Inflation spikes in Spain due to increased electricity costs – but remains lower compared to a year ago

SPAIN’S inflation rate went up by 0.2% in January to reach an annual figure of 3.5%- mainly due to increased VAT charges on electricity bills.

Figures from the National Statistics Institute(INE) released on Tuesday showed that the important core inflation rate, which does not include fresh food and energy prices, had fallen to 3.6%, as opposed to 3.8% in December.

“Electricity put up inflation in January because its price increased, compared to the drop it had a year ago,” the INE said.

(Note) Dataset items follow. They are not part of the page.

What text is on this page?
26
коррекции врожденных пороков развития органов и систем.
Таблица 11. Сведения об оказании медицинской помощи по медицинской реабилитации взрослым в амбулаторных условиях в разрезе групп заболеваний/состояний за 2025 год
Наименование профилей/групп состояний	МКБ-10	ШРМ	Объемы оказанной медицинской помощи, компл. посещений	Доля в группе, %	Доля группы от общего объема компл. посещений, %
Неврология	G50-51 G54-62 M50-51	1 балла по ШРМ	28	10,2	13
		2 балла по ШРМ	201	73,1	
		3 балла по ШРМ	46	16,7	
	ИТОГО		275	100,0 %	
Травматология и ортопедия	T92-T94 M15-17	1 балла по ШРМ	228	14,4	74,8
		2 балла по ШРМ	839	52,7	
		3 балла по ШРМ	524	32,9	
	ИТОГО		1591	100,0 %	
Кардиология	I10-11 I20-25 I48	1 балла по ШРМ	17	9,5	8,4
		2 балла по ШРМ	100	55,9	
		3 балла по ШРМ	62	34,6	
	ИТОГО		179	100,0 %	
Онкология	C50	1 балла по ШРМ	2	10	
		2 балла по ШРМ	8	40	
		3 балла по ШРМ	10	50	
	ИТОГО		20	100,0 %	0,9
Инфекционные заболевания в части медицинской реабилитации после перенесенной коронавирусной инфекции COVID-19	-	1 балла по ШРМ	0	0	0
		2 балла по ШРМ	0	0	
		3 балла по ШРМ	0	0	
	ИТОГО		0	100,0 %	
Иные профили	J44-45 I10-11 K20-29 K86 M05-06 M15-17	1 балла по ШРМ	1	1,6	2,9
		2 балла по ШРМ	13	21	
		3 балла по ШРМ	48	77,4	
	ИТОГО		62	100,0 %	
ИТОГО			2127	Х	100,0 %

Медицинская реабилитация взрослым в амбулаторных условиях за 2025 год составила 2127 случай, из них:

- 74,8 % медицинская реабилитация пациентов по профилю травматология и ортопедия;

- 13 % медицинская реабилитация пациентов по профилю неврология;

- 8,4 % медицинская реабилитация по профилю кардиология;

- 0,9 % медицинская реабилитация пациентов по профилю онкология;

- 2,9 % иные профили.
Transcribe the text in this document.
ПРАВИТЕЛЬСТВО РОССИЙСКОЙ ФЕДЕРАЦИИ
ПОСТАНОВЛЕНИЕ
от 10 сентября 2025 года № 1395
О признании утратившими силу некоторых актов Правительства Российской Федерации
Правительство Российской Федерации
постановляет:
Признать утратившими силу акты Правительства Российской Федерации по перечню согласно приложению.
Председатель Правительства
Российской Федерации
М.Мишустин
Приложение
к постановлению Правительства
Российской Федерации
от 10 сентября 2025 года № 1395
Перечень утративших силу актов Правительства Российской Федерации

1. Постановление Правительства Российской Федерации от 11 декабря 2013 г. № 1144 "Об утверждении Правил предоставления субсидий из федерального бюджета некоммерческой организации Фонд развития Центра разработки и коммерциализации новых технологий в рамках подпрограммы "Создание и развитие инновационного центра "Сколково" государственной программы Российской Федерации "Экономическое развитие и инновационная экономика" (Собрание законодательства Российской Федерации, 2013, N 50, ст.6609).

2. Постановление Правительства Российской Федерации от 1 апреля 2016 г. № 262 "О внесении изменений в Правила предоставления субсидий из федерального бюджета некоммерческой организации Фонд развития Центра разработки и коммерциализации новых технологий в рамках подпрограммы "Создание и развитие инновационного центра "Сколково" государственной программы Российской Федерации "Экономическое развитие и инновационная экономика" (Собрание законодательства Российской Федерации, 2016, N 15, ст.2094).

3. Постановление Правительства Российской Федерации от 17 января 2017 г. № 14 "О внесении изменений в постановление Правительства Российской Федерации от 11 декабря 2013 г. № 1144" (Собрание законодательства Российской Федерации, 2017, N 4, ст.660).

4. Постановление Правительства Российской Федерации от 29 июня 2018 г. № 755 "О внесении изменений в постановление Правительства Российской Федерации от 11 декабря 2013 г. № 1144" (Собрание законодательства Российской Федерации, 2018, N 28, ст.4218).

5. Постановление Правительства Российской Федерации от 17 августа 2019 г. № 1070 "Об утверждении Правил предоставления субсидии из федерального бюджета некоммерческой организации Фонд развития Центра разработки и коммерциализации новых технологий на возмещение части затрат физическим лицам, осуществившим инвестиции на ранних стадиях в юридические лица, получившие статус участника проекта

Spain’s January inflation rate was one of the lowest among major economies in the euro zone, although it still exceeded the European Central Bank’s 2% target.

The inflation rate is 2.5% points lower than in January 2023, when it was at 5.9%, but the reduction does not mean a return to pre-economic crisis prices, which supermarket shoppers can vouch for.

Mass consumption expert, Jose Antonio Latre, told the El Pais newspaper: “In order for prices to come down, there have to be negative inflation rates and with food, and prices have risen by 30% over three years, which is quite a loss of purchasing power.”

“If I’m asked if prices are going to go back to where they were, I would say no, because the costs that have driven prices are not cyclical but structural, except for specific cases such as olive oil, where the drought has been the key factor,” he commented.

Francisco Quintana, head of investment strategy at the ING bank in Spain expects inflation to moderate ‘in fits and starts’.

He estimates average inflation in 2024 to be 3% with hardly any major changes.

“We will probably see an erratic movement, going up and down, with a rebound when the government withdraws aid and subsidies, although the underlying trend will be slightly downward,” he predicted.